Buy on the rumor, and sell on the nooze.

— Some WS broker, routinely

observa
May 12, 2026 7:43 pm

Energy hyperbole and the madness of crowds are evident

Plenty more opportunities with fickles muddying the waters for years and there’s always the next big thing-
The race to unlock ‘superhot’ geothermal energy is heating up. Here’s why it matters

Mr.
May 12, 2026 8:06 pm

Who safeguards the interests of gullible investors in the ‘energy’ industries?

Given the arrant nonsense / bullshit presented in stock market listing prospectuses (prospecti?) by “alternative green energy” players, it should almost be a RICO investigation necessity for every promoter.

Scissor
Reply to  Mr.
May 12, 2026 8:17 pm

Buyer beware.

Frank Perdicaro
May 12, 2026 8:21 pm

NuScale is an interesting technology. It was in Building 10 when I was working in Building 9 on the HP campus in Corvallis. About a 5 minute walk. The photo is of the training/demo unit, which sits about 2 miles away from here, just off US 99 at Lewisburg, across from the Mountain View School where my son went to school.

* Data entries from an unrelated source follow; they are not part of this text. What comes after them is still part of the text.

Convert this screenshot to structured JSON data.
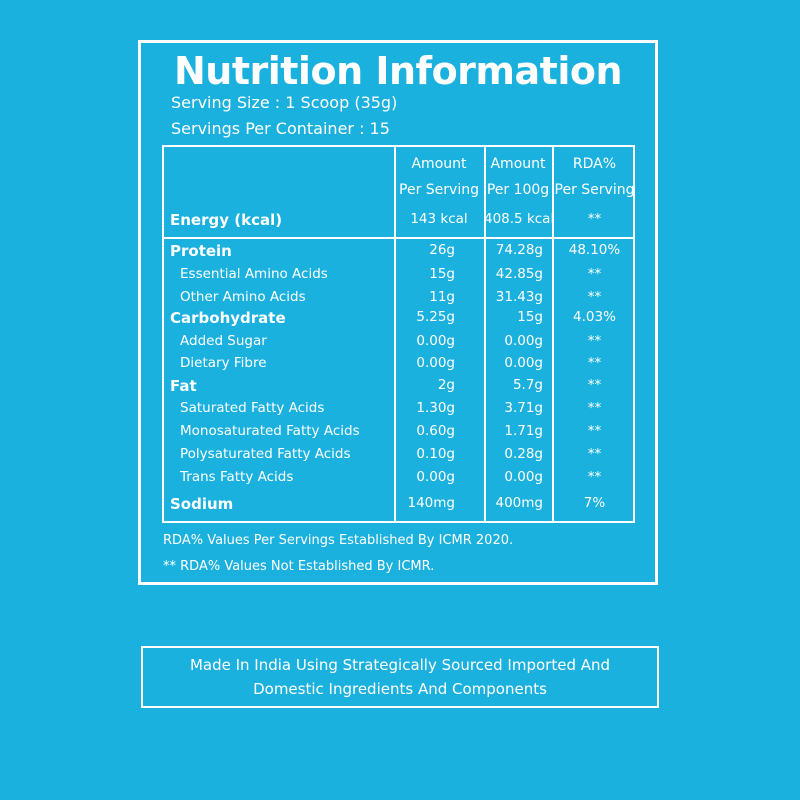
{
  "colors": {
    "background": "#1bb1de",
    "foreground": "#ffffff"
  },
  "title": "Nutrition Information",
  "serving_size": "Serving Size : 1 Scoop (35g)",
  "servings_per_container": "Servings Per Container : 15",
  "columns": [
    {
      "line1": "Amount",
      "line2": "Per Serving"
    },
    {
      "line1": "Amount",
      "line2": "Per 100g"
    },
    {
      "line1": "RDA%",
      "line2": "Per Serving"
    }
  ],
  "rows": [
    {
      "name": "Energy (kcal)",
      "per_serving": "143 kcal",
      "per_100g": "408.5 kcal",
      "rda": "**"
    },
    {
      "name": "Protein",
      "per_serving": "26g",
      "per_100g": "74.28g",
      "rda": "48.10%"
    },
    {
      "name": "Essential Amino Acids",
      "per_serving": "15g",
      "per_100g": "42.85g",
      "rda": "**"
    },
    {
      "name": "Other Amino Acids",
      "per_serving": "11g",
      "per_100g": "31.43g",
      "rda": "**"
    },
    {
      "name": "Carbohydrate",
      "per_serving": "5.25g",
      "per_100g": "15g",
      "rda": "4.03%"
    },
    {
      "name": "Added Sugar",
      "per_serving": "0.00g",
      "per_100g": "0.00g",
      "rda": "**"
    },
    {
      "name": "Dietary Fibre",
      "per_serving": "0.00g",
      "per_100g": "0.00g",
      "rda": "**"
    },
    {
      "name": "Fat",
      "per_serving": "2g",
      "per_100g": "5.7g",
      "rda": "**"
    },
    {
      "name": "Saturated Fatty Acids",
      "per_serving": "1.30g",
      "per_100g": "3.71g",
      "rda": "**"
    },
    {
      "name": "Monosaturated Fatty Acids",
      "per_serving": "0.60g",
      "per_100g": "1.71g",
      "rda": "**"
    },
    {
      "name": "Polysaturated Fatty Acids",
      "per_serving": "0.10g",
      "per_100g": "0.28g",
      "rda": "**"
    },
    {
      "name": "Trans Fatty Acids",
      "per_serving": "0.00g",
      "per_100g": "0.00g",
      "rda": "**"
    },
    {
      "name": "Sodium",
      "per_serving": "140mg",
      "per_100g": "400mg",
      "rda": "7%"
    }
  ],
  "notes": [
    "RDA%  Values Per Servings Established By ICMR 2020.",
    "** RDA%  Values Not Established By ICMR."
  ],
  "footer": {
    "line1": "Made In India Using Strategically Sourced Imported And",
    "line2": "Domestic Ingredients And Components"
  }
}
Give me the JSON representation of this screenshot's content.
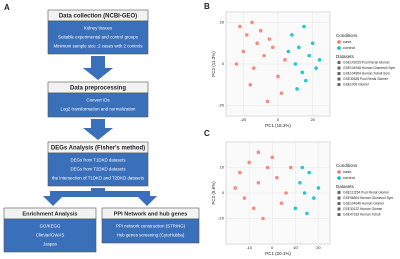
{
  "panels": {
    "a": "A",
    "b": "B",
    "c": "C"
  },
  "flowchart": {
    "steps": [
      {
        "title": "Data collection (NCBI-GEO)",
        "items": [
          "Kidney tissues",
          "Suitable experimental and control groups",
          "Minimum sample size :2 cases with 2 controls"
        ]
      },
      {
        "title": "Data preprocessing",
        "items": [
          "Convert IDs",
          "Log2 transformation and normalization"
        ]
      },
      {
        "title": "DEGs Analysis (Fisher's method)",
        "items": [
          "DEGs from T1DKD datasets",
          "DEGs from T2DKD datasets",
          "the intersection of T1DKD and T2DKD datasets"
        ]
      },
      {
        "title": "Enrichment Analysis",
        "items": [
          "GO/KEGG",
          "ClinVar/GWAS",
          "Jaspas"
        ]
      },
      {
        "title": "PPI Network and hub genes",
        "items": [
          "PPI network construction (STRING)",
          "Hub genes screening (CytoHubba)"
        ]
      }
    ]
  },
  "chart_data": [
    {
      "type": "scatter",
      "x_label": "PC1 (18.3%)",
      "y_label": "PC2 (11.3%)",
      "xlim": [
        -30,
        30
      ],
      "ylim": [
        -25,
        25
      ],
      "xticks": [
        -20,
        0,
        20
      ],
      "yticks": [
        -20,
        0,
        20
      ],
      "grid": true,
      "legend_title": "Conditions",
      "datasets_title": "Datasets",
      "datasets": [
        "GSE142025 Pool Renal Glomer",
        "GSE104948 Human Glomeruli Sym",
        "GSE104954 Human Tubuli Sym",
        "GSE30528 Pool Renal Glomer",
        "GSE1009 Glomer"
      ],
      "series": [
        {
          "name": "case",
          "color": "#F8766D",
          "x": [
            -22,
            -18,
            -15,
            -12,
            -20,
            -10,
            -8,
            -5,
            -14,
            -3,
            0,
            4,
            -16,
            -24,
            2,
            -6
          ],
          "y": [
            18,
            14,
            20,
            10,
            6,
            16,
            4,
            12,
            -2,
            8,
            -6,
            2,
            -10,
            0,
            -14,
            -18
          ]
        },
        {
          "name": "control",
          "color": "#00BFC4",
          "x": [
            8,
            12,
            15,
            18,
            10,
            14,
            20,
            22,
            16,
            6,
            24,
            11
          ],
          "y": [
            14,
            8,
            18,
            4,
            0,
            -4,
            10,
            -2,
            -8,
            6,
            2,
            -12
          ]
        }
      ]
    },
    {
      "type": "scatter",
      "x_label": "PC1 (20.1%)",
      "y_label": "PC2 (9.6%)",
      "xlim": [
        -20,
        25
      ],
      "ylim": [
        -20,
        20
      ],
      "xticks": [
        -10,
        0,
        10,
        20
      ],
      "yticks": [
        -10,
        0,
        10
      ],
      "grid": true,
      "legend_title": "Conditions",
      "datasets_title": "Datasets",
      "datasets": [
        "GSE111154 Pool Renal Glomer",
        "GSE96804 Human Glomeruli Sym",
        "GSE104948 Human Glomer",
        "GSE30122 Human Glomer",
        "GSE47183 Human Tubuli"
      ],
      "series": [
        {
          "name": "case",
          "color": "#F8766D",
          "x": [
            -14,
            -10,
            -6,
            -2,
            2,
            -12,
            -8,
            4,
            0,
            -4,
            6,
            -16,
            8,
            -6
          ],
          "y": [
            8,
            12,
            4,
            10,
            6,
            -2,
            -6,
            -4,
            14,
            -10,
            0,
            2,
            10,
            16
          ]
        },
        {
          "name": "control",
          "color": "#00BFC4",
          "x": [
            12,
            14,
            16,
            18,
            10,
            20,
            15,
            13
          ],
          "y": [
            4,
            0,
            8,
            -2,
            -6,
            2,
            -8,
            10
          ]
        }
      ]
    }
  ]
}
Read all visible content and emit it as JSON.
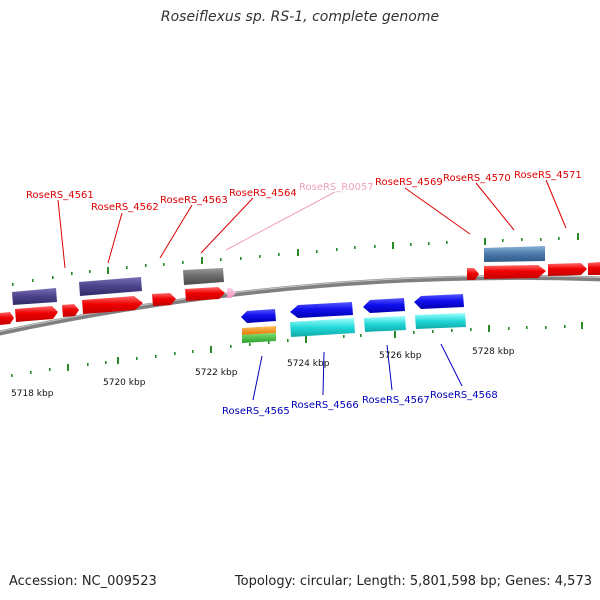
{
  "title": "Roseiflexus sp. RS-1, complete genome",
  "footer": {
    "accession": "Accession: NC_009523",
    "topology": "Topology: circular; Length: 5,801,598 bp; Genes: 4,573"
  },
  "colors": {
    "backbone": "#808080",
    "tick": "#2a8a2a",
    "forward_label": "#dd0000",
    "reverse_label": "#0000bb",
    "rna_label": "#f0a0c0"
  },
  "ruler": {
    "labels": [
      "5718 kbp",
      "5720 kbp",
      "5722 kbp",
      "5724 kbp",
      "5726 kbp",
      "5728 kbp"
    ]
  },
  "forward_labels": [
    "RoseRS_4561",
    "RoseRS_4562",
    "RoseRS_4563",
    "RoseRS_4564",
    "RoseRS_4569",
    "RoseRS_4570",
    "RoseRS_4571"
  ],
  "rna_labels": [
    "RoseRS_R0057"
  ],
  "reverse_labels": [
    "RoseRS_4565",
    "RoseRS_4566",
    "RoseRS_4567",
    "RoseRS_4568"
  ]
}
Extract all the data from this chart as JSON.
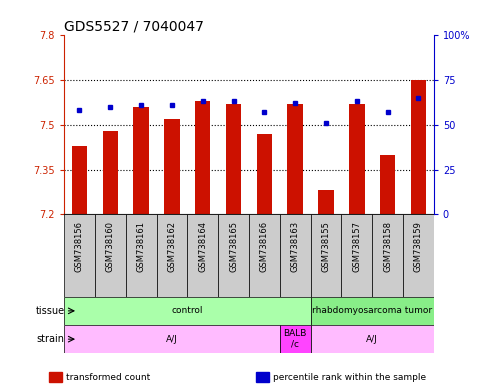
{
  "title": "GDS5527 / 7040047",
  "samples": [
    "GSM738156",
    "GSM738160",
    "GSM738161",
    "GSM738162",
    "GSM738164",
    "GSM738165",
    "GSM738166",
    "GSM738163",
    "GSM738155",
    "GSM738157",
    "GSM738158",
    "GSM738159"
  ],
  "transformed_count": [
    7.43,
    7.48,
    7.56,
    7.52,
    7.58,
    7.57,
    7.47,
    7.57,
    7.28,
    7.57,
    7.4,
    7.65
  ],
  "percentile_rank": [
    58,
    60,
    61,
    61,
    63,
    63,
    57,
    62,
    51,
    63,
    57,
    65
  ],
  "y_min": 7.2,
  "y_max": 7.8,
  "y_ticks": [
    7.2,
    7.35,
    7.5,
    7.65,
    7.8
  ],
  "y2_ticks": [
    0,
    25,
    50,
    75,
    100
  ],
  "y2_tick_labels": [
    "0",
    "25",
    "50",
    "75",
    "100%"
  ],
  "bar_color": "#cc1100",
  "dot_color": "#0000cc",
  "background_color": "#ffffff",
  "tissue_row": [
    {
      "label": "control",
      "start": 0,
      "end": 8,
      "color": "#aaffaa"
    },
    {
      "label": "rhabdomyosarcoma tumor",
      "start": 8,
      "end": 12,
      "color": "#88ee88"
    }
  ],
  "strain_row": [
    {
      "label": "A/J",
      "start": 0,
      "end": 7,
      "color": "#ffbbff"
    },
    {
      "label": "BALB\n/c",
      "start": 7,
      "end": 8,
      "color": "#ff44ff"
    },
    {
      "label": "A/J",
      "start": 8,
      "end": 12,
      "color": "#ffbbff"
    }
  ],
  "legend_items": [
    {
      "color": "#cc1100",
      "label": "transformed count"
    },
    {
      "color": "#0000cc",
      "label": "percentile rank within the sample"
    }
  ],
  "dotted_lines": [
    7.35,
    7.5,
    7.65
  ],
  "title_fontsize": 10,
  "axis_label_color_left": "#cc2200",
  "axis_label_color_right": "#0000cc",
  "tick_bg_color": "#cccccc"
}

It is a good technology. Price of the stock is low… may be a good time to buy.

Mr.
Reply to  Frank Perdicaro
May 12, 2026 9:04 pm

You have some?

Beta Blocker
May 12, 2026 10:05 pm

There is much to be said for NuScale’s technical approach to an SMR design. But do its clear technical and operational advantages really matter in today’s nuclear market ecosystem?

IMHO, the BWRX-300 is likely to be the first SMR to go into service on the North American continent, simply because it has a firm customer in Ontario Power Generation and it has a project team which has a record of success in nuclear fabrication and construction.

Why did OPG choose the BWRX-300 design? Mostly because a good number of its critical safety components can be manufactured in Ontario.

Terrapower Natrium? I do not believe for one minute that it can be brought into service in the timeframe which is now being advertised. Maybe by the mid to late 2030’s if everything goes well.

Mactoul
May 13, 2026 12:01 am

Nuclear energy is not competitive at the prices US firms build reactors. The Koreans build reactors at one-fifth the costs but they are not politically allowed to build in America. The nuclear establishment needs to be completely demolished since high nuclear costs are solely because of unnecessary regulations it has imposed.

Editor
May 13, 2026 1:13 am

It may be worth considering whether the people connected with the two companies took the opportunity of going public at a time when nuclear publicity was high, so that they could raise a lot of money, with the intention of transferring a substantial proportion of the raised funds into their own bank accounts. After that, it doesn’t matter much to them whether the companies actually make any product or make any money. Such companies are known as Lifestyle companies, but these seem to be quite large ones. NB. That’s a thought not an accusation, the court cases reportedly in progress will hopefully resolve the matter.